October 10, 2007 | Myrna Anderson



A renowned literary theorist will speak at Calvin College this month on connections between literature and Scripture.

A renowned literary theorist will speak at Calvin College this month on the connections between literature and Scripture.

J. Hillis Miller's talk is titled “Literature and Scripture: An Impossible Filiation” and will be delivered on Oct. 18 at 7 p.m. in, appropriately enough, the Calvin Chapel. It is free and open to all.

Miller is considered one of the most significant North American literary critics of the 20th century. A prolific theorist and critic, he earned fame in the 1980s as one of the four Yale School critics, a group Calvin English professor Jennifer Williams says was largely responsible for introducing deconstruction to American literary studies.

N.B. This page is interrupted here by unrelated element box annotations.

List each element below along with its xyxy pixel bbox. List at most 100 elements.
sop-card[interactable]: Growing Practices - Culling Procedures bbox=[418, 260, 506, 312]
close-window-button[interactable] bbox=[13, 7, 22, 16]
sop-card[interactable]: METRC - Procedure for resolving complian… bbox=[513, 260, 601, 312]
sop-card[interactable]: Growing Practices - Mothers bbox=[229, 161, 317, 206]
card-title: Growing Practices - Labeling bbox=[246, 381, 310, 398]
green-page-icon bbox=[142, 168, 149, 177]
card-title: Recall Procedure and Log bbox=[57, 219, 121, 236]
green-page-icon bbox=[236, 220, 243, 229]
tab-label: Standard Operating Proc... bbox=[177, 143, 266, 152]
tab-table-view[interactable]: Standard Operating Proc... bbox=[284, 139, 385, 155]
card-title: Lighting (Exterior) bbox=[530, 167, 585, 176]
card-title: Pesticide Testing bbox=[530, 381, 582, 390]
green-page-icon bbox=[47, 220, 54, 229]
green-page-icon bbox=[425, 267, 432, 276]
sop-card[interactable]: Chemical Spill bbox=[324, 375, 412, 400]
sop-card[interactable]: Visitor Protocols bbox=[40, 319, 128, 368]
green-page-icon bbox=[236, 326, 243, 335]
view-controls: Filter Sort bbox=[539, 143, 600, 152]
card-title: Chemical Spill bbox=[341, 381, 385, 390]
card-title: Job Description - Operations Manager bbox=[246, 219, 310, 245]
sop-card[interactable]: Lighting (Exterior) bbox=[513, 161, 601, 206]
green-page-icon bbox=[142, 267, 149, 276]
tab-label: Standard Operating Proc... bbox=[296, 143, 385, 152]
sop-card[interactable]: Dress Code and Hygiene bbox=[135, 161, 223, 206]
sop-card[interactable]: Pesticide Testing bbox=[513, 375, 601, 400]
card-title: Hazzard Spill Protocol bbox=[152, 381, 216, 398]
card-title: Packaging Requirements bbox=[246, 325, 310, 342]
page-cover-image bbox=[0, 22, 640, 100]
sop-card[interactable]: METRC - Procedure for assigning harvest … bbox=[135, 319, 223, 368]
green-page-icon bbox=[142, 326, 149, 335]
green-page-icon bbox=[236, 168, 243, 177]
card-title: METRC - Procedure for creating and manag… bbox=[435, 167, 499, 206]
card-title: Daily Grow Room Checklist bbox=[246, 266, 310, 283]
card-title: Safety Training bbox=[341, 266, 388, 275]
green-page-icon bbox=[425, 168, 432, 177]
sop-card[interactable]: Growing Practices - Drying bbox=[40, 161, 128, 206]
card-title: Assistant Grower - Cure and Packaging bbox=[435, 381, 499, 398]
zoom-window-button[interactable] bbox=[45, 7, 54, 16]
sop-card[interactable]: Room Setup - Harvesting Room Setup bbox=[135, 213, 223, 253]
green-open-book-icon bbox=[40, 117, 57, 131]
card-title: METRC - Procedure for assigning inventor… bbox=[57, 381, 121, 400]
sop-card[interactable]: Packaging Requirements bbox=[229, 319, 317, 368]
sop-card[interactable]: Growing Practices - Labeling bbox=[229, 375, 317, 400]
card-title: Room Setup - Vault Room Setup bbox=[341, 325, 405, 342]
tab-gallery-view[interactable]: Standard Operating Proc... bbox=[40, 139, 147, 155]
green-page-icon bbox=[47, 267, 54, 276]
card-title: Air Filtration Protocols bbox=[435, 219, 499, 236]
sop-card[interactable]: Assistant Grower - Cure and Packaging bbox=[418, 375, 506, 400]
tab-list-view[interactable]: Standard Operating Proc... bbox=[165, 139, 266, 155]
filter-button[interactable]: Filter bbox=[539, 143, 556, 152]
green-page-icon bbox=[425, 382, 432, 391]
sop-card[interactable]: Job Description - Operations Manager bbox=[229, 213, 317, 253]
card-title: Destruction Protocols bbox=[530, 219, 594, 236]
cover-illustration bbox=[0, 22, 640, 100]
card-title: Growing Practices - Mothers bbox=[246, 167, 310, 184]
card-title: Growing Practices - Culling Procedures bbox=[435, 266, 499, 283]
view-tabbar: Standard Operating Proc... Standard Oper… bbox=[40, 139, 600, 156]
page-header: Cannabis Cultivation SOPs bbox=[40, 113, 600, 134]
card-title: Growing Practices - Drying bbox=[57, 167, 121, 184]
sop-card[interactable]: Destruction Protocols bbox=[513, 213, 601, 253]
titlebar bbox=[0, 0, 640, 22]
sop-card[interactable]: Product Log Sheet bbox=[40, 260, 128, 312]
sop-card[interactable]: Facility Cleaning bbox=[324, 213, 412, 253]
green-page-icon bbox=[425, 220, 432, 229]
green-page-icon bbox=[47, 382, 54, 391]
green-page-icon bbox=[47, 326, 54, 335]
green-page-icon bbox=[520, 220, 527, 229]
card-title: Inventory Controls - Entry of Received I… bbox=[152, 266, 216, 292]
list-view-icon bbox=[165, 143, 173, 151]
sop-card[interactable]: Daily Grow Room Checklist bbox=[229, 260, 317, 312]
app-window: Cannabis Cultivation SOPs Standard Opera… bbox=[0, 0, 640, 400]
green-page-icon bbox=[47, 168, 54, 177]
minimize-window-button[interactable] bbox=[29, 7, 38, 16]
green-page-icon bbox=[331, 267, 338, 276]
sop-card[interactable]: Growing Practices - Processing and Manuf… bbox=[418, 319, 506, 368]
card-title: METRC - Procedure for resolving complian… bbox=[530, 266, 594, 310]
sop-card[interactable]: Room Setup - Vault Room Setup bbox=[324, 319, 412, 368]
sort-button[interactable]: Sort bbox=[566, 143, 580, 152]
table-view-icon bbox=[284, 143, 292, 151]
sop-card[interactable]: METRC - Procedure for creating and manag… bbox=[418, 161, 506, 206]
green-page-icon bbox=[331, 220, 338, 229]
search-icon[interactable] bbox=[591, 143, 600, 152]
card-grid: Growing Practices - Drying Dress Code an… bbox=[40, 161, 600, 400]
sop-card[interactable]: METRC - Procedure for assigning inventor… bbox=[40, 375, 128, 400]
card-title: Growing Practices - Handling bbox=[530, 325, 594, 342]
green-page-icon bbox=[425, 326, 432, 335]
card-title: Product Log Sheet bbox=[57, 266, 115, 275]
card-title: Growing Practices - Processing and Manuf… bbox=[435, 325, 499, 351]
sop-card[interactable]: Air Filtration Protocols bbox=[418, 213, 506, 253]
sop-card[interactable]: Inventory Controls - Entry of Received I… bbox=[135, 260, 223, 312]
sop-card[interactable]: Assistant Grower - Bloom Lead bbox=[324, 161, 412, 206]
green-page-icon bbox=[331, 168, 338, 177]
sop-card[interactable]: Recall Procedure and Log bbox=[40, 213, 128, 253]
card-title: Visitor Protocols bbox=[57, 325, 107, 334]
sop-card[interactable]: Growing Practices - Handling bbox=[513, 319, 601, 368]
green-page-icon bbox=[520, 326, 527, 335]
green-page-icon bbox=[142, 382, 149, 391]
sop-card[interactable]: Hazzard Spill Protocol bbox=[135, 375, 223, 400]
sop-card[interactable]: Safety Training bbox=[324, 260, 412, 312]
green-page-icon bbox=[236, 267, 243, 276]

At Calvin, Miller will discuss the relation between literature and Scripture, taking Toni Morrison's novel Beloved and Dante's classic The Divine Comedy as examples of literature, and the Abraham and Isaac story and the Mary Magdalene story at the end of Luke (her recognition of the risen Christ) as examples of Scriptural stories.

Miller will claim they make quite different claims on the reader's allegiance, but that Western literature, even the most secular, inherits essential things from Scripture.

“He also will discuss the so-called ‘turn to religion’ in the humanities today from the perspective of a long career that has seen fads come and go and religion relocate in university life,” said Williams.

The talk is sponsored by the Calvin Center for Christian Scholarship, the Office of the Provost, the Department of English and the Department of Communication Arts and Sciences.

Miller will also be holding office hours for interested faculty and students while in Grand Rapids and will lead an informal student retreat on the vocation of majoring in the humanities.